Our individual physiology limits or allows us to learn certain behaviors- that is always changing as we age.
This is especially evident in developing children or in older age, where there are limiting factors in place. Disability, disease, or less than optimal cognitive functioning can also be a limiting factor in learning behaviors.
The biggest obstacle in learning new behaviors are behaviors/information/processes that are already in place in the brain- they have physical neural locations that may compete or impede with the desired new one. Think about a person heavily biased against people that are not their race, in order for them to learn to think and behave differently, they have to reckon with hundreds of memories of themselves behaving alongside that bias as well as the multitude of complex factors in the brain that culminate in that biased behavior. Like playing Jenga. If we knew the locations that store information that drives a specific behavior and went into “erase” it (to make way for a new one), then we would likely also obstruct processes for other seemingly unconnected behaviors.
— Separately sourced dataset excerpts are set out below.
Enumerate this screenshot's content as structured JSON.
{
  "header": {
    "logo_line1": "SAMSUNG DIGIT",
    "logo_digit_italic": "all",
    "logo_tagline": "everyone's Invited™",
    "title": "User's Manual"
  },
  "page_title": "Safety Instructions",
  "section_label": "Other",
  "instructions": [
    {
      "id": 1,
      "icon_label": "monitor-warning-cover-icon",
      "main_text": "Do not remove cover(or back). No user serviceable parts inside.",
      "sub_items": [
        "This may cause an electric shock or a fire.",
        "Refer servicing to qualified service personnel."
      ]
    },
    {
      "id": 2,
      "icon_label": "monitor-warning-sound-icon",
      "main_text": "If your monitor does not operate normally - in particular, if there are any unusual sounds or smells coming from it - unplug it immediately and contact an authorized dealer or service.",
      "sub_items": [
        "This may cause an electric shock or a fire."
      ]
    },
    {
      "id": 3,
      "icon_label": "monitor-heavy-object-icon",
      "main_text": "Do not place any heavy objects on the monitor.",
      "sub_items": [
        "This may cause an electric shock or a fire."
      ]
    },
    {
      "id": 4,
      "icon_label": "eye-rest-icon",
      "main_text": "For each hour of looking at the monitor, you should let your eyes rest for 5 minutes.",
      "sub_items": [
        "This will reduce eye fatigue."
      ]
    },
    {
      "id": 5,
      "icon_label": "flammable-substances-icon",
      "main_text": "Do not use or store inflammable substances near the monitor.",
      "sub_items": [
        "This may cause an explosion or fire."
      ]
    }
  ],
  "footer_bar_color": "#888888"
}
When we introduce factors that affect the brain, like drugs, alcohol, chemicals, poor nutrition, poor sleep, etc. then we can see that this also affects a person’s ability to learn new behaviors.
Learning new behaviors often requires us to unlearn and rewrite physical locations. That’s why it takes so long to develop a habit or achieve desired personal growth. And also the reason why bias is so difficult to get rid of.
We cannot always choose what behaviors to learn. Only in theory, when there aren’t limiting factors.